• Simplified proofs
Here are some demonstrations (simplified proofs) of 'edges of logic' where we can 'know that we cannot know'.
Demonstrating that √2 is irrational
Suppose p / q = √2 , where p and q are integers with no common factors (e.g. not like 14 & 10 which both can be divided by the common factor 2).
Squaring gives
p² / q² = 2
So p² = 2 q²
Which means p must be even (being twice some other number).
If p² is even, then so is p.
If p is even, then p² must be divisible by 4.
Then, q² must be even, so q must be even which contradicts the supposition that p and q do not share the common factor 2.
Hence √2 cannot be written as a ratio of known numbers. It can only be written as an infinite sequence of decimal digits in a non-repeating pattern:
1.414213562373095 …
(" … " indicates non-repeating sequence of digits)
Demonstrating that an infinite list of numbers cannot be complete and Gödel's incompleteness theorem
A very important part of Kurt Gödel's incompleteness theorem is the demonstration that a supposedly exhaustive infinite list of numbers cannot include all possible numbers. It is known as Cantor diagonalisation after George Cantor while he was considering infinite sets of numbers (such as the list of all integers and the list of all irrational numbers). Cantor diagonalisation has the following argument:
Consider a infinite list of numbers computed in order by some computation where each computation, n, produces the n th number listed in order, e.g.:
1 4 1 4 2 6 9 5 4 8 4 …
2 5 9 9 0 2 5 0 8 3 5 …
3 1 1 2 6 2 1 4 7 9 0 …
4 1 5 4 2 9 5 3 2 6 2 …
5 0 0 1 0 5 5 3 4 5 0 …
6 3 6 2 3 5 1 7 4 7 1 …
7 6 4 5 6 5 7 7 9 9 0 …
8 8 3 6 6 1 0 5 0 6 0 …
9 0 1 1 0 0 0 0 0 1 3 …
. …
. …
. …
The bold digits down the diagonal are now used to compute a new number constructed by taking each bold digit and changing it.
E.g. the number from the diagonal:
4 9 2 2 5 1 7 0 1 …
can be changed (by adding 1, for example):
5 0 3 3 6 2 8 1 2 …
This new number, though computed, cannot be a member of the computed list, since it is different from every number in the list (since the n th digit in the new number differs from the n th digit of the n th number in the list, for all n).
The list of computed numbers, even though infinite in length, is incomplete, where numbers exist which cannot be in that list.
Gödel's incompleteness theorem then extends this principle to any theory made up of consistent rules (axioms) as a list of statements that can be encoded to refer to statements within that theory. Gödel produced a relationship between statements of a theory and numbers. The result, relating to Cantor diagonalisation, shows that a suitably structured theorem has at least one statement that translates to the following form:
"It is true that this statement has no proof"

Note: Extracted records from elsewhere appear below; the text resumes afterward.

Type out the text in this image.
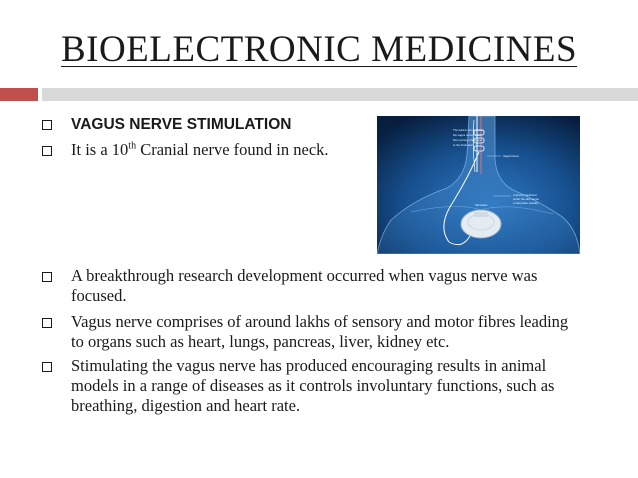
BIOELECTRONIC MEDICINES
VAGUS NERVE STIMULATION
It is a 10th Cranial nerve found in neck.
The lead is connected to
the vagus nerve, which
then conveys the signal
to the brain stem
Vagus Nerve
A device implanted
under the skin sends
a mild pulse steadily
Stimulator
A breakthrough research development occurred when vagus nerve was
focused.
Vagus nerve comprises of around lakhs of sensory and motor fibres leading
to organs such as heart, lungs, pancreas, liver, kidney etc.
Stimulating the vagus nerve has produced encouraging results in animal
models in a range of diseases as it controls involuntary functions, such as
breathing, digestion and heart rate.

Gödel showed that this is generally true, where for example Euclidian geometry has the axiom that states:
"Two parallel lines will never meet"
It was known from an early stage that this statement had a perplexing uncertainty to it and when curved spaces and geometries were developed clearly came to be true only when space was defined to be flat - with the set condition that parallel lines cannot meet.
Gödel's proof was found at a time when the exact opposite was also being attempted to be proved, i.e. that mathematical theorems could be complete and self evidently & absolutely true. In principle Gödel's theorem is very important.